Lee has collaborated on a range of retrospective clinical studies with cardiologists, emergency medicine physicians, nurses, intensivists, and extracorporeal life support (ECLS/ECMO) specialists, especially through collaborations with the Inova Schar Heart and Vascular Institute. He has provided statistical analyses and guidance on multiple studies, including racial differences in allograft injury among heart transplant recipients, outcomes among patients with cardiogenic shock, differences in outcomes between hub and spoke hospitals within regional cardiogenic shock networks, and the impact of early management bundles for severe sepsis and septic shock on patient outcomes. He has also involved graduate students in these collaborations, providing opportunities to apply statistical methods to real-world healthcare problems. 

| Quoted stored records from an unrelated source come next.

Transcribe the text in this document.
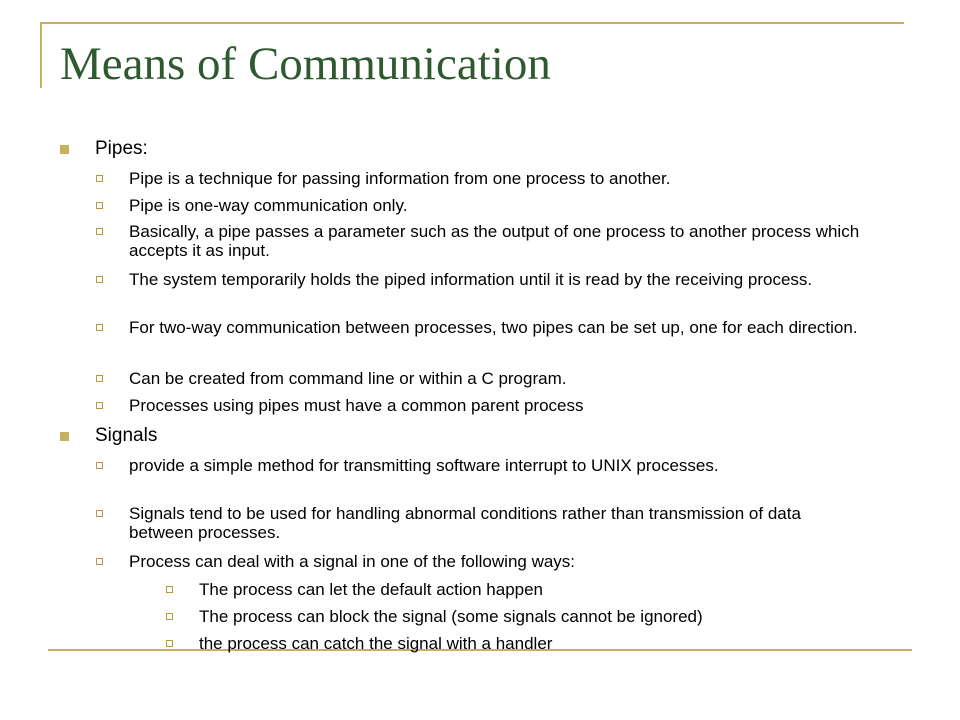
Means of Communication
Pipes:
Pipe is a technique for passing information from one process to another.
Pipe is one-way communication only.
Basically, a pipe passes a parameter such as the output of one process to another process which accepts it as input.
The system temporarily holds the piped information until it is read by the receiving process.
For two-way communication between processes, two pipes can be set up, one for each direction.
Can be created from command line or within a C program.
Processes using pipes must have a common parent process
Signals
provide a simple method for transmitting software interrupt to UNIX processes.
Signals tend to be used for handling abnormal conditions rather than transmission of data between processes.
Process can deal with a signal in one of the following ways:
The process can let the default action happen
The process can block the signal (some signals cannot be ignored)
the process can catch the signal with a handler
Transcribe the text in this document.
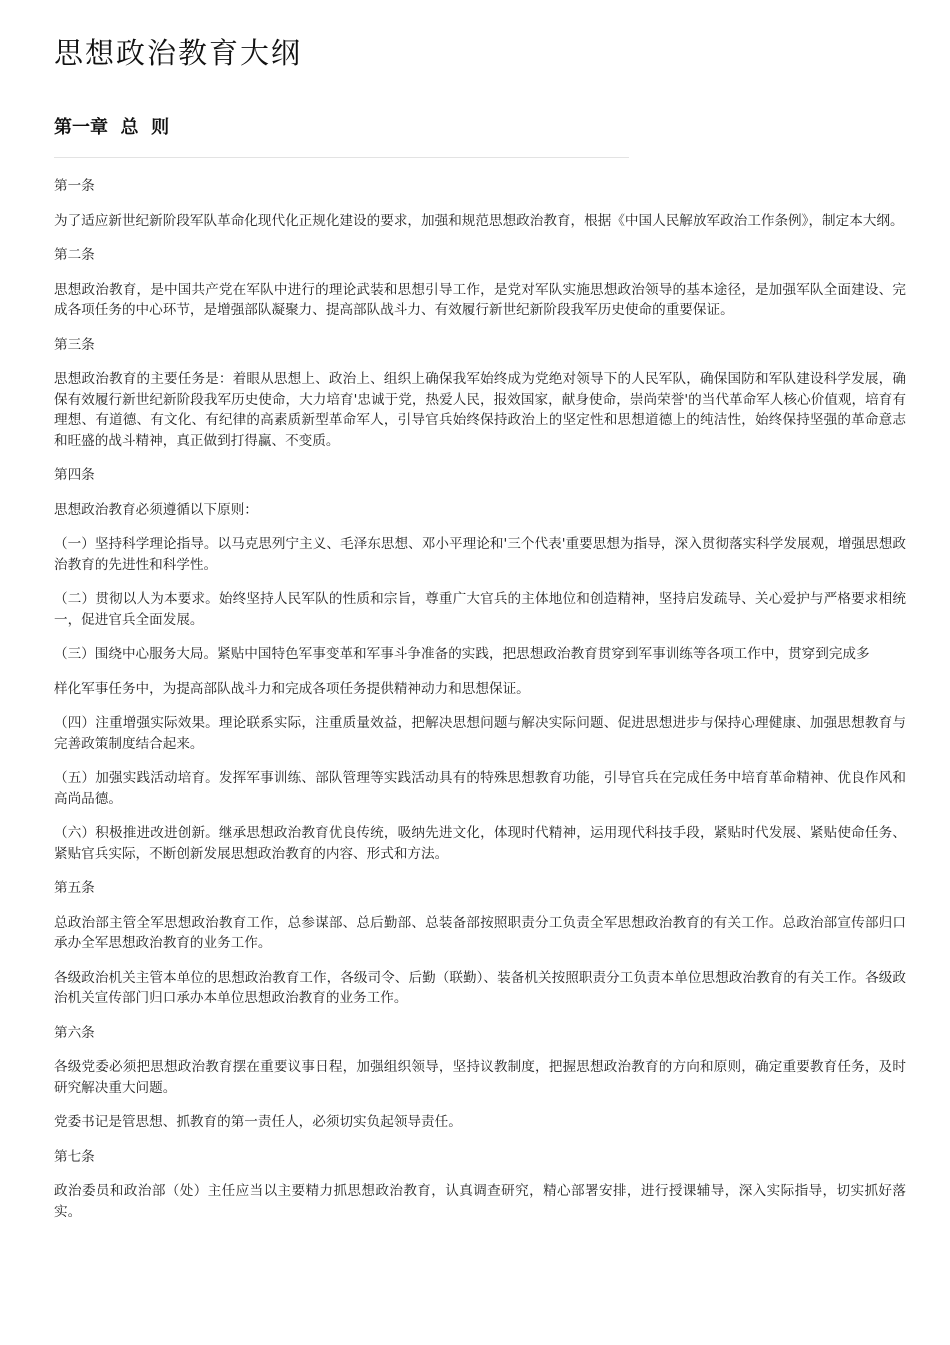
思想政治教育大纲
第一章  总  则

第一条

为了适应新世纪新阶段军队革命化现代化正规化建设的要求，加强和规范思想政治教育，根据《中国人民解放军政治工作条例》，制定本大纲。

第二条

思想政治教育，是中国共产党在军队中进行的理论武装和思想引导工作，是党对军队实施思想政治领导的基本途径，是加强军队全面建设、完成各项任务的中心环节，是增强部队凝聚力、提高部队战斗力、有效履行新世纪新阶段我军历史使命的重要保证。

第三条

思想政治教育的主要任务是：着眼从思想上、政治上、组织上确保我军始终成为党绝对领导下的人民军队，确保国防和军队建设科学发展，确保有效履行新世纪新阶段我军历史使命，大力培育'忠诚于党，热爱人民，报效国家，献身使命，崇尚荣誉'的当代革命军人核心价值观，培育有理想、有道德、有文化、有纪律的高素质新型革命军人，引导官兵始终保持政治上的坚定性和思想道德上的纯洁性，始终保持坚强的革命意志和旺盛的战斗精神，真正做到打得赢、不变质。

第四条

思想政治教育必须遵循以下原则：

（一）坚持科学理论指导。以马克思列宁主义、毛泽东思想、邓小平理论和'三个代表'重要思想为指导，深入贯彻落实科学发展观，增强思想政治教育的先进性和科学性。

（二）贯彻以人为本要求。始终坚持人民军队的性质和宗旨，尊重广大官兵的主体地位和创造精神，坚持启发疏导、关心爱护与严格要求相统一，促进官兵全面发展。

（三）围绕中心服务大局。紧贴中国特色军事变革和军事斗争准备的实践，把思想政治教育贯穿到军事训练等各项工作中，贯穿到完成多

样化军事任务中，为提高部队战斗力和完成各项任务提供精神动力和思想保证。

（四）注重增强实际效果。理论联系实际，注重质量效益，把解决思想问题与解决实际问题、促进思想进步与保持心理健康、加强思想教育与完善政策制度结合起来。

（五）加强实践活动培育。发挥军事训练、部队管理等实践活动具有的特殊思想教育功能，引导官兵在完成任务中培育革命精神、优良作风和高尚品德。

（六）积极推进改进创新。继承思想政治教育优良传统，吸纳先进文化，体现时代精神，运用现代科技手段，紧贴时代发展、紧贴使命任务、紧贴官兵实际，不断创新发展思想政治教育的内容、形式和方法。

第五条

总政治部主管全军思想政治教育工作，总参谋部、总后勤部、总装备部按照职责分工负责全军思想政治教育的有关工作。总政治部宣传部归口承办全军思想政治教育的业务工作。

各级政治机关主管本单位的思想政治教育工作，各级司令、后勤（联勤）、装备机关按照职责分工负责本单位思想政治教育的有关工作。各级政治机关宣传部门归口承办本单位思想政治教育的业务工作。

第六条

各级党委必须把思想政治教育摆在重要议事日程，加强组织领导，坚持议教制度，把握思想政治教育的方向和原则，确定重要教育任务，及时研究解决重大问题。

党委书记是管思想、抓教育的第一责任人，必须切实负起领导责任。

第七条

政治委员和政治部（处）主任应当以主要精力抓思想政治教育，认真调查研究，精心部署安排，进行授课辅导，深入实际指导，切实抓好落实。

Sun has collaborated on a bootcamp for physicians, written letters of support, led/collaborated on grant proposals, and various other projects. They included a clinical trial revision submitted for FDA approval; a cross-sectional investigation of SARS-CoV-2 seroprevalence and associated risk factors in children and adolescents in the US; the Effect of Obesity and Obstructive Sleep Apnea on Cardiac and Inflammatory Biomarker Profile of Patients with Atrial Fibrillation; Cardiovascular Proteomics Profiles in Replacement and Interstitial Myocardial Fibrosis: The Multi-ethnic Study of Atherosclerosis; Improving Pediatric Readiness, Development of Decision Support for Personalized Treatment Recommendation in Older Adults with Coronary Artery Disease Using NLP; and the development of interpretable ML models to support heart transplant Donor-recipient matches.  

A symbiotic partnership 

Across all projects, statisticians play a critical role not only in analyzing data but also in shaping how findings are interpreted and communicated. Part of the work involves collaborating with physicians cut through complex datasets and focus on what matters most for patient care. This translation of analysis into practical insight is essential for clinical decision-making. 

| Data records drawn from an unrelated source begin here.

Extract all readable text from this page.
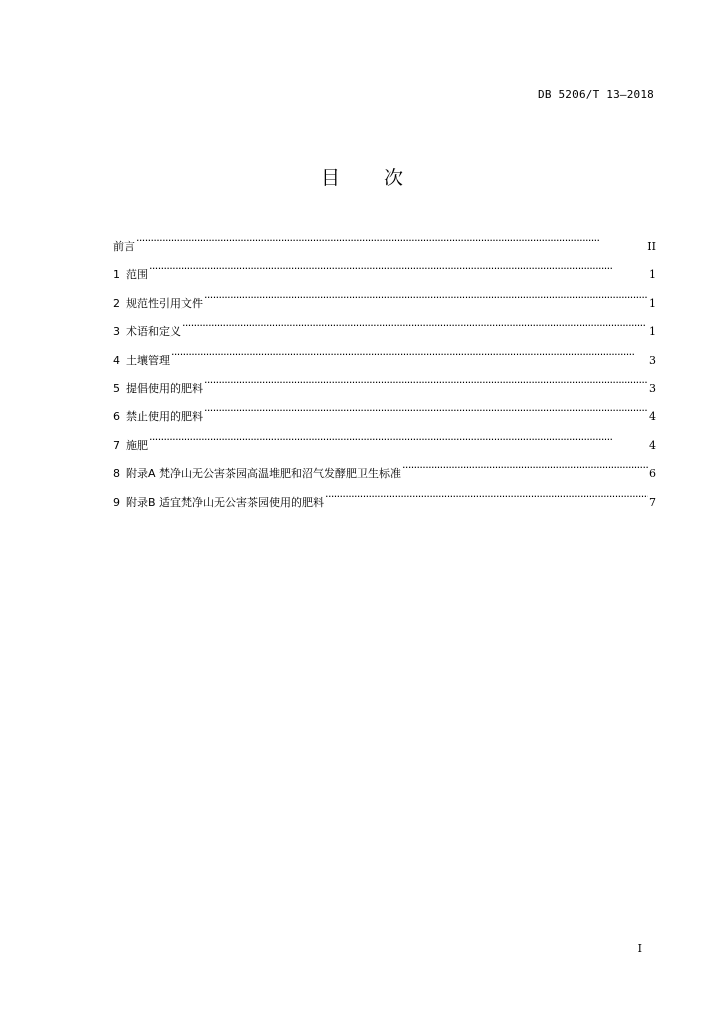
DB 5206/T 13—2018
目次
前言 ·····	II
1 范围 ·····	1
2 规范性引用文件 ·····	1
3 术语和定义 ·····	1
4 土壤管理 ·····	3
5 提倡使用的肥料 ·····	3
6 禁止使用的肥料 ·····	4
7 施肥 ·····	4
8 附录A 梵净山无公害茶园高温堆肥和沼气发酵肥卫生标准 ·····	6
9 附录B 适宜梵净山无公害茶园使用的肥料 ·····	7
I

The partnership also benefits faculty professionally. Participants are compensated for their work and gain opportunities to co-author publications and contribute to grant-funded research. For example, Fadahunsi and Lee have co-authored studies examining cardiogenic shock outcomes, metabolic factors linked to cognitive performance, and the effectiveness of sepsis care protocols. Dassanayake co-authored a study comparing two approaches to coronary angiography. Collectively, this work demonstrates the collaboration’s reach across specialties and its ability to inform both clinical practice and health systems research. This collaborative core also provides statistics graduate students with opportunities to engage in interdisciplinary research with real-world clinical impact. 

For many involved, the most meaningful outcome is the real-world impact, applying statistical expertise in ways that directly improve patient health and clinical decision-making. 

In this rapidly changing environment, expertise, sound judgment, modern technical and communication skills, and statistical critical thinking are more important than ever.